Foto: Reprodução/JFDF
Eduardo Cunha (gravata verde) e Lúcio Funaro (com a pasta nas mãos) frente a frente durante depoimento à Justiça

Na última sexta-feira, Funaro reafirmou ao juiz de Brasília o papel de liderança de Cunha no esquema, que rendia aos seus integrantes propina de 0,5% a 1% do valor dos contratos. O lobista disse que se encontrou "mais de 680 vezes" com o ex-deputado, que era o responsável por fazer a divisão da propina.

Funaro reconheceu que o grupo atuou para liberar junto ao FI-FGTS recursos para as obras do setor portuário do Rio de Janeiro, o chamado Porto Maravilha, para as Olimpíadas de 2016. O projeto foi tocado por um consórcio constituído pelas empreiteiras OAS, Carioca Engenharia e Odebrecht. De acordo com Funaro, a divisão da propina definida por Cunha para esse projeto era de 80% para o deputado, 4% para Fábio Cleto, 4% para Alexandre Margotto e 12% para ele próprio (Funaro).

O lobista garantiu que, além de Cunha e Henrique Eduardo Alves, outros integrantes do PMDB tinham conhecimento do esquema criminoso no FI-FGTS. "O PMDB é um partido que não é homogêneo... São facções. E a maior facção... Facção não porque facção é criminal. A maior ala do PMDB... Era a liderada pelo deputado Eduardo Cunha".

Perguntado sobre quem mais sabia do esquema, Funaro listou: "Geddel com certeza. O Lúcio, irmão dele, com certeza. O Henrique [Eduardo Alves]... Michel Temer... Moreira Franco... Washington Reis".

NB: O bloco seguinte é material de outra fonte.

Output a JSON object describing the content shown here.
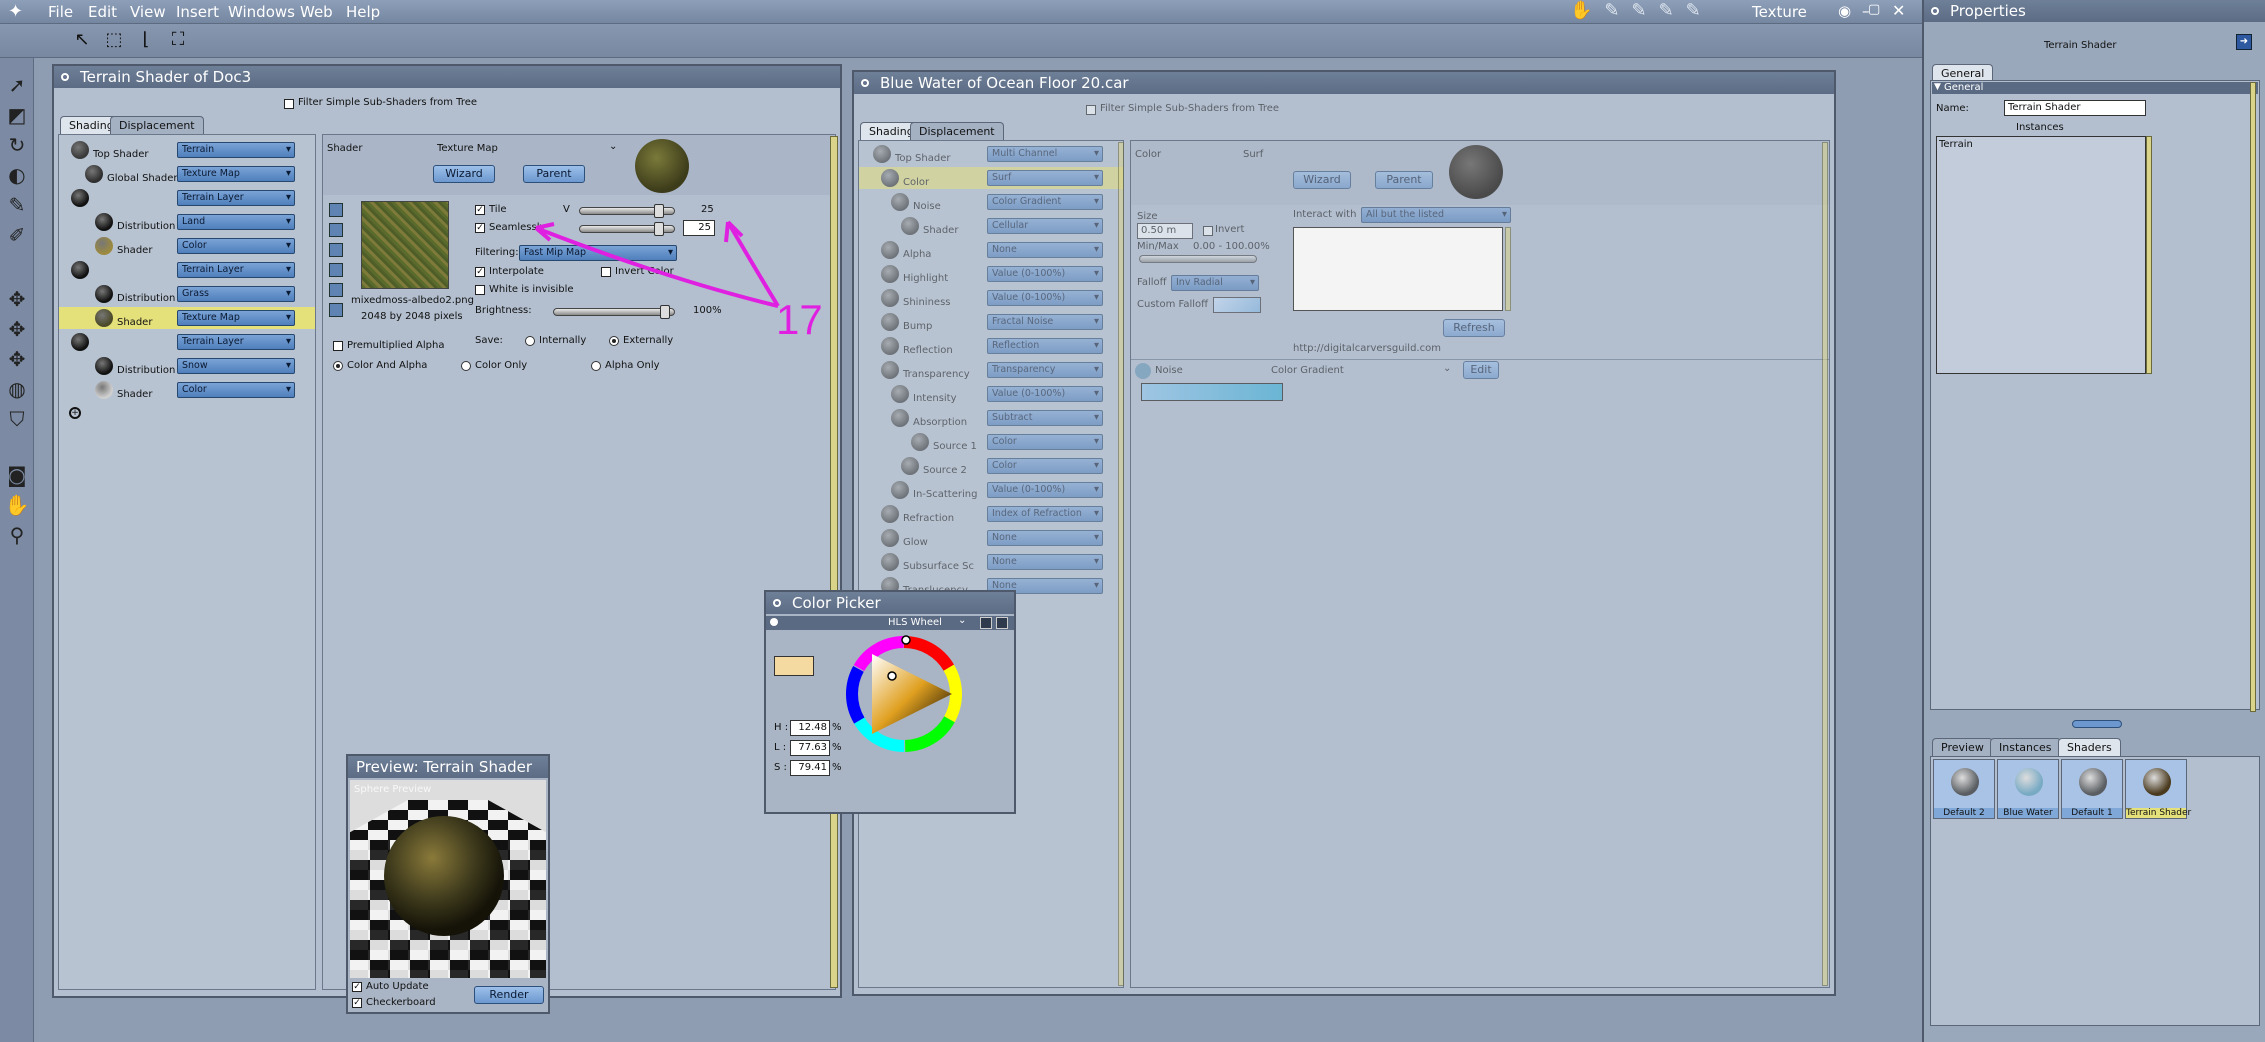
{
  "menubar": {
    "items": [
      "File",
      "Edit",
      "View",
      "Insert",
      "Windows",
      "Web",
      "Help"
    ],
    "room": "Texture"
  },
  "props": {
    "title": "Properties",
    "shader_name": "Terrain Shader",
    "tab_general": "General",
    "section_general": "General",
    "name_label": "Name:",
    "name_value": "Terrain Shader",
    "instances_label": "Instances",
    "instances_list": [
      "Terrain"
    ],
    "bottom_tabs": [
      "Preview",
      "Instances",
      "Shaders"
    ],
    "shaders": [
      {
        "name": "Default 2",
        "color": "#5a5e62"
      },
      {
        "name": "Blue Water",
        "color": "#78aac4"
      },
      {
        "name": "Default 1",
        "color": "#5a5e62"
      },
      {
        "name": "Terrain Shader",
        "color": "#4a3a1e"
      }
    ]
  },
  "terrain": {
    "title": "Terrain Shader of Doc3",
    "filter_label": "Filter Simple Sub-Shaders from Tree",
    "tabs": [
      "Shading",
      "Displacement"
    ],
    "tree": [
      {
        "label": "Top Shader",
        "dd": "Terrain",
        "ball": "#3a3a3a"
      },
      {
        "label": "Global Shader",
        "dd": "Texture Map",
        "ball": "#2e2e2e"
      },
      {
        "label": "",
        "dd": "Terrain Layer",
        "ball": "#111"
      },
      {
        "label": "Distribution",
        "dd": "Land",
        "ball": "#111"
      },
      {
        "label": "Shader",
        "dd": "Color",
        "ball": "#9c8a3e"
      },
      {
        "label": "",
        "dd": "Terrain Layer",
        "ball": "#111"
      },
      {
        "label": "Distribution",
        "dd": "Grass",
        "ball": "#111"
      },
      {
        "label": "Shader",
        "dd": "Texture Map",
        "ball": "#4b4a28"
      },
      {
        "label": "",
        "dd": "Terrain Layer",
        "ball": "#111"
      },
      {
        "label": "Distribution",
        "dd": "Snow",
        "ball": "#111"
      },
      {
        "label": "Shader",
        "dd": "Color",
        "ball": "#cfcfcf"
      }
    ],
    "editor": {
      "shader_label": "Shader",
      "type": "Texture Map",
      "wizard": "Wizard",
      "parent": "Parent",
      "tile": "Tile",
      "v_label": "V",
      "tile_value": "25",
      "seamlessly": "Seamlessly",
      "seam_value": "25",
      "filename": "mixedmoss-albedo2.png",
      "size": "2048 by 2048 pixels",
      "filtering_label": "Filtering:",
      "filtering_value": "Fast Mip Map",
      "interpolate": "Interpolate",
      "invert_color": "Invert Color",
      "white_invisible": "White is invisible",
      "brightness_label": "Brightness:",
      "brightness_value": "100%",
      "premult": "Premultiplied Alpha",
      "save_label": "Save:",
      "internally": "Internally",
      "externally": "Externally",
      "color_alpha": "Color And Alpha",
      "color_only": "Color Only",
      "alpha_only": "Alpha Only"
    }
  },
  "annotation": {
    "text": "17",
    "color": "#e020e0"
  },
  "water": {
    "title": "Blue Water of Ocean Floor 20.car",
    "filter_label": "Filter Simple Sub-Shaders from Tree",
    "tabs": [
      "Shading",
      "Displacement"
    ],
    "tree": [
      {
        "label": "Top Shader",
        "dd": "Multi Channel"
      },
      {
        "label": "Color",
        "dd": "Surf"
      },
      {
        "label": "Noise",
        "dd": "Color Gradient"
      },
      {
        "label": "Shader",
        "dd": "Cellular"
      },
      {
        "label": "Alpha",
        "dd": "None"
      },
      {
        "label": "Highlight",
        "dd": "Value (0-100%)"
      },
      {
        "label": "Shininess",
        "dd": "Value (0-100%)"
      },
      {
        "label": "Bump",
        "dd": "Fractal Noise"
      },
      {
        "label": "Reflection",
        "dd": "Reflection"
      },
      {
        "label": "Transparency",
        "dd": "Transparency"
      },
      {
        "label": "Intensity",
        "dd": "Value (0-100%)"
      },
      {
        "label": "Absorption",
        "dd": "Subtract"
      },
      {
        "label": "Source 1",
        "dd": "Color"
      },
      {
        "label": "Source 2",
        "dd": "Color"
      },
      {
        "label": "In-Scattering",
        "dd": "Value (0-100%)"
      },
      {
        "label": "Refraction",
        "dd": "Index of Refraction"
      },
      {
        "label": "Glow",
        "dd": "None"
      },
      {
        "label": "Subsurface Sc",
        "dd": "None"
      },
      {
        "label": "Translucency",
        "dd": "None"
      }
    ],
    "editor": {
      "label": "Color",
      "type": "Surf",
      "wizard": "Wizard",
      "parent": "Parent",
      "size_label": "Size",
      "size_value": "0.50 m",
      "invert": "Invert",
      "minmax_label": "Min/Max",
      "minmax_value": "0.00 - 100.00%",
      "interact_label": "Interact with",
      "interact_value": "All but the listed",
      "falloff_label": "Falloff",
      "falloff_value": "Inv Radial",
      "custom_falloff": "Custom Falloff",
      "refresh": "Refresh",
      "url": "http://digitalcarversguild.com",
      "noise_label": "Noise",
      "noise_type": "Color Gradient",
      "edit": "Edit"
    }
  },
  "picker": {
    "title": "Color Picker",
    "mode": "HLS Wheel",
    "h_label": "H :",
    "h_value": "12.48",
    "l_label": "L :",
    "l_value": "77.63",
    "s_label": "S :",
    "s_value": "79.41",
    "unit": "%",
    "swatch": "#f4d9a0"
  },
  "preview": {
    "title": "Preview: Terrain Shader",
    "sphere_label": "Sphere Preview",
    "auto_update": "Auto Update",
    "checkerboard": "Checkerboard",
    "render": "Render"
  }
}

Funaro também rechaçou o argumento da defesa de Henrique Alves no sentido de que o ex-deputado desempenhou apenas atividade política ao encaminhar, enquanto líder do PMDB na Câmara, a indicação de Fábio Cleto para ser nomeado para a vice-presidência da Caixa.

"Ele foi levar o currículo para o Palocci e, quando tinha operação, ele participava da divisão. Você vai falar 'Você deu dinheiro para o Henrique?' Dei", garantiu Funaro.

Preso há um ano em decorrência da Lava Jato, Cunha foi transferido no mês passado do Complexo Médico Penitenciário de Pinhais (PR) para Brasília , justamente para participar das audiências da Operação Sépsis. O juiz Vallisney havia determinado que o ex-presidente da Câmara retornasse ao Paraná até quarta-feira (1ª), mas, devido ao reagendamento dos depoimentos, o magistrado estendeu a permanência do peemedebista em Brasília.